29 maggio 2011

farsi gioco del gioco

da Carbonara birra e partita, due o tre pensieri sulla finale di Wembley...

Assistiamo sempre a qualcosa, se gioca la squadra vestita di azul e grana. Talvolta è la stanca e costante facilità con cui potremmo riconoscere un rullo compressore vincere su ciò che gli fa fronte. Più spesso è l'inedia arrogante del tennista perfetto che, conscio della sua infallibilità, toglie il velo che la nega alla vista solo se e quando è necessario, facendo cadere le braccia agli operai sudati – che credevano di averlo ormai messo alle corde – e portando a casa la partita sbadigliando. Infine, qualche volta, il Barça e il Gioco si fondono in un rito orgiastico, diventano il rito e tutti godiamo dell'estasi che ne scaturisce, che aspettavamo.


È l'estasi dei culés a Barcellona – ma non in Plaza Catalunya che è rimasta coraggiosamente insediata dagli Indignati – che celebrano di nuovo le Grandi Orecchie. È quella della Masia, la cantera che produce i talenti che stanno trasformando il calcio mondiale e distruggendo ogni record. È quella di Guardiola e del suo pensiero educato e totale. Quella di Abidal che sconfigge la sconfitta. Ma è soprattutto qualcosa che non sta nelle parole, nei trofei o nei numeri: una grazia dispensata attorno a tutto questo ma che non si esaurisce in questo, che non può ridursi a quello che ripetiamo continuamente per cercare di spiegarcelo.

In questa sensazione di superamento, di oltrepassamento e di mai visto prima ci viene da dire che questi fenomeni stanno facendo la Storia. Sentiamo il tempo che si sospende, che si ferma  o che accelera tanto da sfuggire alla percezione e per tenere in piedi la nostra invenzione di dirci umani – che poi è come dire l'invenzione del tempo stesso – avvertiamo l'esigenza di proiettare già subito ciò che ci sta davanti – ma anche dietro, anche intorno e che non comprendiamo – di proiettarlo, dicevo, sulle pagine di un libro di storia, cristallizzarlo lì, illuderci di averlo preso. Ma non è la Storia, quello che fa il Barça.
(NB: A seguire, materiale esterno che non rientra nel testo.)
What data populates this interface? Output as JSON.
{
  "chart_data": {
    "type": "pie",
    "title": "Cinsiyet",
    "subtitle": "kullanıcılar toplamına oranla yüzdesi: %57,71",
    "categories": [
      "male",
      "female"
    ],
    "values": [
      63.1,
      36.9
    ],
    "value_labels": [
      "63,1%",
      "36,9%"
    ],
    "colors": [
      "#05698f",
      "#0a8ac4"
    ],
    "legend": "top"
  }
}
Il Barça vuole fare il gioco, farsi gioco. Ecco, in questo farsi gioco va in scena anche la desolazione degli avversari, imbambolati, come presi in giro. Come se i catalani si stessero facendo gioco di loro. E si stanno facendo gioco – meglio – il gioco si sta facendo di loro. Il calcio si fa nel Barça, del Barça. È il Barcellona estatico, immediato e istantaneo e – proprio per questo – eternizzato, che non gioca ma piuttosto è giocato, attraversato dal gesto e dalla meraviglia. Ci meravigliamo del suo meravigliarsi, vale a dire: sia dell'essere meravigliato che del farsi meraviglia del Barça. La nostra meraviglia, il nostro stupore è il Barça che disattende al nostro disperato intento di farne Storia, di fermarlo con lo scorrere del tempo.

E continuare a provarci con le parole, a sommare i motivi di tanta maestà, affannarsi a prevederne i successi futuri è puro tentativo di appendersi, di non farsi travolgere dall'eternità provando a eternizzarla; è voglia di non aver più paura di morire. Ma c'è morte più dolce e delicata di questa rivelazione, di questo tempo squarciato dal dribbling di Messi, dall'incedere di Xavi, dalla monumentalità di Piqué?